Si vous souffrez déjà de maladies cardiovasculaires, les régimes extrêmement pauvres en graisses peuvent aider à déboucher les artères. Mais ils sont si rigoureux que seules les personnes ayant subi une crise cardiaque (et donc très motivées) sont susceptibles de les suivre. La réduction des graisses n'est pas la seule approche possible. Dans le numéro de juin 1995 de l'American Journal of Clinical Nutrition, des chercheurs français ont découvert que les patients victimes d'une crise cardiaque qui suivaient un régime riche en graisses insaturées - principalement sous forme d'huile de colza - avaient en fait 70 % de risques en moins de subir une deuxième crise cardiaque que les patients qui suivaient un régime pauvre en graisses comme celui de l'American Heart Association.

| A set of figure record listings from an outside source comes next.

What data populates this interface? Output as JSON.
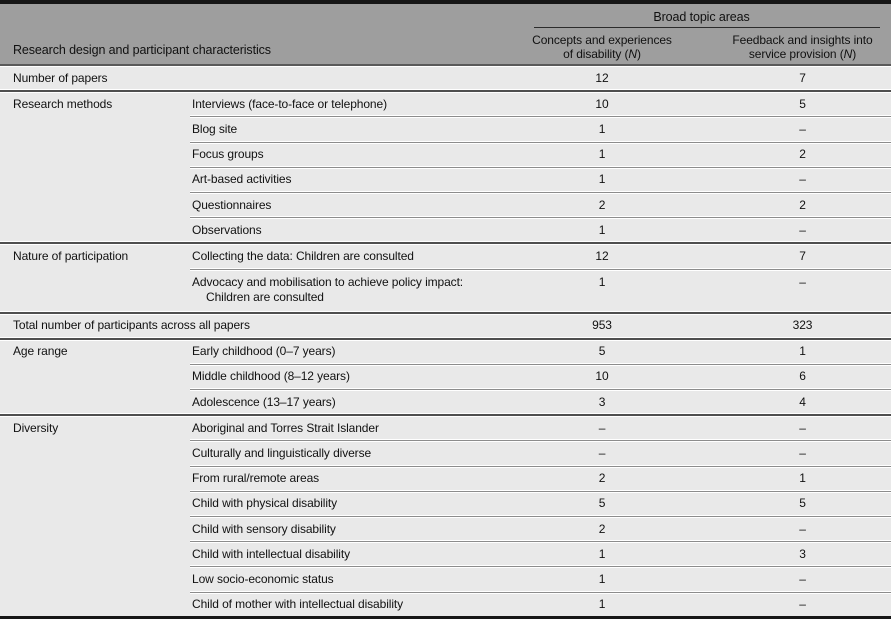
{
  "table": {
    "header": {
      "spanner": "Broad topic areas",
      "left_title": "Research design and participant characteristics",
      "col_concepts": {
        "line1": "Concepts and experiences",
        "line2_prefix": "of disability (",
        "n": "N",
        "suffix": ")"
      },
      "col_feedback": {
        "line1": "Feedback and insights into",
        "line2_prefix": "service provision (",
        "n": "N",
        "suffix": ")"
      }
    },
    "rows": [
      {
        "group": "Number of papers",
        "label": "",
        "n1": "12",
        "n2": "7",
        "span": true,
        "divider": "none"
      },
      {
        "group": "Research methods",
        "label": "Interviews (face-to-face or telephone)",
        "n1": "10",
        "n2": "5",
        "divider": "full"
      },
      {
        "group": "",
        "label": "Blog site",
        "n1": "1",
        "n2": "–",
        "divider": "sub"
      },
      {
        "group": "",
        "label": "Focus groups",
        "n1": "1",
        "n2": "2",
        "divider": "sub"
      },
      {
        "group": "",
        "label": "Art-based activities",
        "n1": "1",
        "n2": "–",
        "divider": "sub"
      },
      {
        "group": "",
        "label": "Questionnaires",
        "n1": "2",
        "n2": "2",
        "divider": "sub"
      },
      {
        "group": "",
        "label": "Observations",
        "n1": "1",
        "n2": "–",
        "divider": "sub"
      },
      {
        "group": "Nature of participation",
        "label": "Collecting the data: Children are consulted",
        "n1": "12",
        "n2": "7",
        "divider": "full"
      },
      {
        "group": "",
        "label": "Advocacy and mobilisation to achieve policy impact:",
        "label2": "Children are consulted",
        "n1": "1",
        "n2": "–",
        "divider": "sub"
      },
      {
        "group": "Total number of participants across all papers",
        "label": "",
        "n1": "953",
        "n2": "323",
        "span": true,
        "divider": "full"
      },
      {
        "group": "Age range",
        "label": "Early childhood (0–7 years)",
        "n1": "5",
        "n2": "1",
        "divider": "full"
      },
      {
        "group": "",
        "label": "Middle childhood (8–12 years)",
        "n1": "10",
        "n2": "6",
        "divider": "sub"
      },
      {
        "group": "",
        "label": "Adolescence (13–17 years)",
        "n1": "3",
        "n2": "4",
        "divider": "sub"
      },
      {
        "group": "Diversity",
        "label": "Aboriginal and Torres Strait Islander",
        "n1": "–",
        "n2": "–",
        "divider": "full"
      },
      {
        "group": "",
        "label": "Culturally and linguistically diverse",
        "n1": "–",
        "n2": "–",
        "divider": "sub"
      },
      {
        "group": "",
        "label": "From rural/remote areas",
        "n1": "2",
        "n2": "1",
        "divider": "sub"
      },
      {
        "group": "",
        "label": "Child with physical disability",
        "n1": "5",
        "n2": "5",
        "divider": "sub"
      },
      {
        "group": "",
        "label": "Child with sensory disability",
        "n1": "2",
        "n2": "–",
        "divider": "sub"
      },
      {
        "group": "",
        "label": "Child with intellectual disability",
        "n1": "1",
        "n2": "3",
        "divider": "sub"
      },
      {
        "group": "",
        "label": "Low socio-economic status",
        "n1": "1",
        "n2": "–",
        "divider": "sub"
      },
      {
        "group": "",
        "label": "Child of mother with intellectual disability",
        "n1": "1",
        "n2": "–",
        "divider": "sub"
      }
    ]
  },
  "colors": {
    "header_bg": "#9e9e9e",
    "row_bg": "#e9e9e9",
    "outer_border": "#161616",
    "group_rule": "#4f4f4f",
    "sub_rule": "#8c8c8c",
    "text": "#111111"
  }
}
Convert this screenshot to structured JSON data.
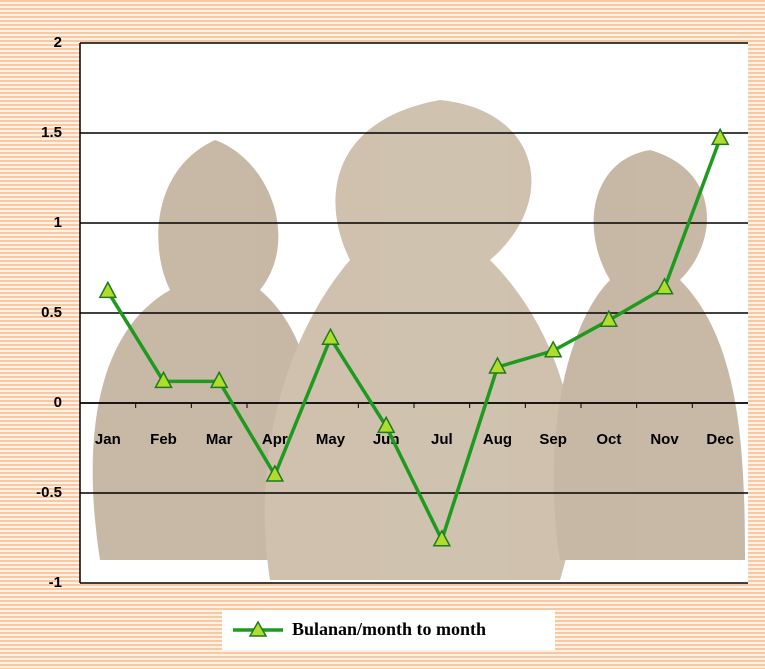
{
  "chart_data": {
    "type": "line",
    "categories": [
      "Jan",
      "Feb",
      "Mar",
      "Apr",
      "May",
      "Jun",
      "Jul",
      "Aug",
      "Sep",
      "Oct",
      "Nov",
      "Dec"
    ],
    "series": [
      {
        "name": "Bulanan/month to month",
        "color": "#1e9a1e",
        "values": [
          0.62,
          0.12,
          0.12,
          -0.4,
          0.36,
          -0.13,
          -0.76,
          0.2,
          0.29,
          0.46,
          0.64,
          1.47
        ]
      }
    ],
    "ylim": [
      -1,
      2
    ],
    "yticks": [
      2,
      1.5,
      1,
      0.5,
      0,
      -0.5,
      -1
    ],
    "grid": true
  }
}
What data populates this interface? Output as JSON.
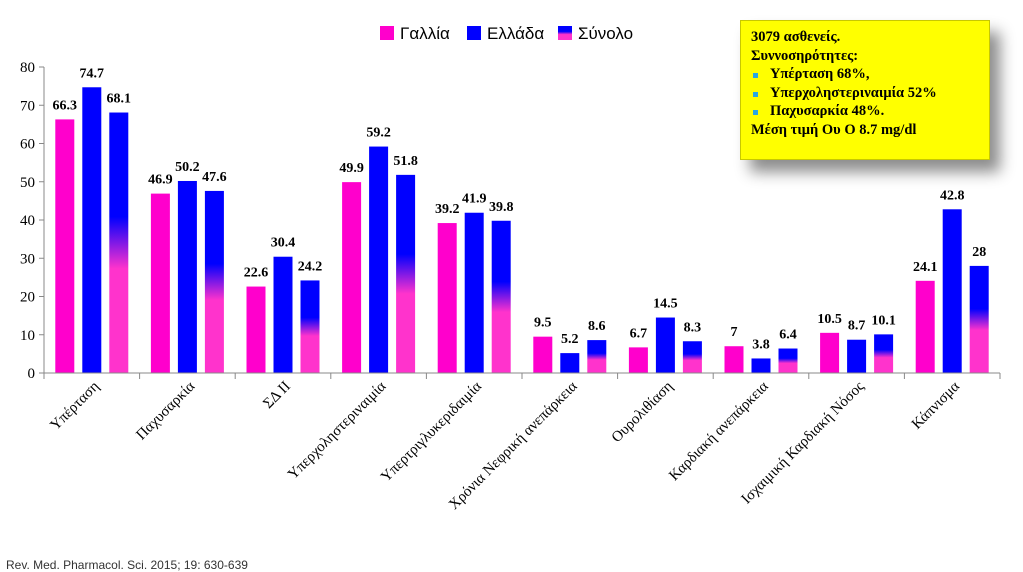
{
  "chart_data": {
    "type": "bar",
    "categories": [
      "Υπέρταση",
      "Παχυσαρκία",
      "ΣΔ ΙΙ",
      "Υπερχοληστεριναιμία",
      "Υπερτριγλυκεριδαιμία",
      "Χρόνια Νεφρική ανεπάρκεια",
      "Ουρολιθίαση",
      "Καρδιακή ανεπάρκεια",
      "Ισχαιμική Καρδιακή Νόσος",
      "Κάπνισμα"
    ],
    "series": [
      {
        "name": "Γαλλία",
        "values": [
          66.3,
          46.9,
          22.6,
          49.9,
          39.2,
          9.5,
          6.7,
          7,
          10.5,
          24.1
        ],
        "labels": [
          "66.3",
          "46.9",
          "22.6",
          "49.9",
          "39.2",
          "9.5",
          "6.7",
          "7",
          "10.5",
          "24.1"
        ]
      },
      {
        "name": "Ελλάδα",
        "values": [
          74.7,
          50.2,
          30.4,
          59.2,
          41.9,
          5.2,
          14.5,
          3.8,
          8.7,
          42.8
        ],
        "labels": [
          "74.7",
          "50.2",
          "30.4",
          "59.2",
          "41.9",
          "5.2",
          "14.5",
          "3.8",
          "8.7",
          "42.8"
        ]
      },
      {
        "name": "Σύνολο",
        "values": [
          68.1,
          47.6,
          24.2,
          51.8,
          39.8,
          8.6,
          8.3,
          6.4,
          10.1,
          28
        ],
        "labels": [
          "68.1",
          "47.6",
          "24.2",
          "51.8",
          "39.8",
          "8.6",
          "8.3",
          "6.4",
          "10.1",
          "28"
        ]
      }
    ],
    "yticks": [
      0,
      10,
      20,
      30,
      40,
      50,
      60,
      70,
      80
    ],
    "ylim": [
      0,
      80
    ],
    "legend_position": "top-center",
    "grid": false,
    "colors": {
      "Γαλλία": "#ff00cc",
      "Ελλάδα": "#0000ff",
      "Σύνολο_top": "#0000ff",
      "Σύνολο_bottom": "#ff33cc"
    }
  },
  "infobox": {
    "line1": "3079 ασθενείς.",
    "line2": "Συννοσηρότητες:",
    "bullets": [
      "Υπέρταση 68%,",
      "Υπερχοληστεριναιμία 52%",
      "Παχυσαρκία 48%."
    ],
    "line_last": "Μέση τιμή Ου Ο  8.7 mg/dl"
  },
  "source": "Rev. Med. Pharmacol. Sci. 2015; 19: 630-639"
}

Si vous êtes en bonne santé mais que vous souhaitez réduire votre risque de développer une maladie cardiaque, le meilleur moyen de commencer est de réduire les graisses saturées dans votre alimentation. Lorsque des chercheurs de Harvard ont examiné les habitudes alimentaires de plus de 80 000 femmes, ils ont constaté que l'apport total en graisses n'avait aucun impact sur leur risque de maladie coronarienne. Seules les graisses saturées augmentaient le danger, selon les conclusions publiées dans le numéro du 20 novembre 1997 du New England Journal of Medicine. Réduire la consommation de graisses saturées, c'est consommer moins de beurre et de fromage et passer du lait entier au lait 1% ou, mieux encore, au lait écrémé. Il faut également consommer moins de viande de bœuf et de porc et plus de poisson, qui contient surtout des graisses insaturées.
Si vous cherchez à perdre du poids, la réduction des graisses totales reste un plan judicieux. Mais il est plus important de surveiller les calories. Ce qui compte vraiment, c'est d'équilibrer les calories que vous absorbez et celles que vous brûlez. Le moyen le plus simple d'y parvenir, avec le temps, est de brûler davantage de calories en ajoutant des activités physiques à votre routine quotidienne. Et selon des chercheurs du Cooper Institute of Aerobic Research, l'exercice physique à lui seul pourrait réduire vos risques de souffrir d'une crise cardiaque, même si vous ne perdez pas immédiatement du poids.
La bonne nouvelle dans ce débat permanent sur le régime alimentaire est qu'il y a plus d'une façon de nourrir un cœur sain. Et c'est une raison suffisante pour se réjouir.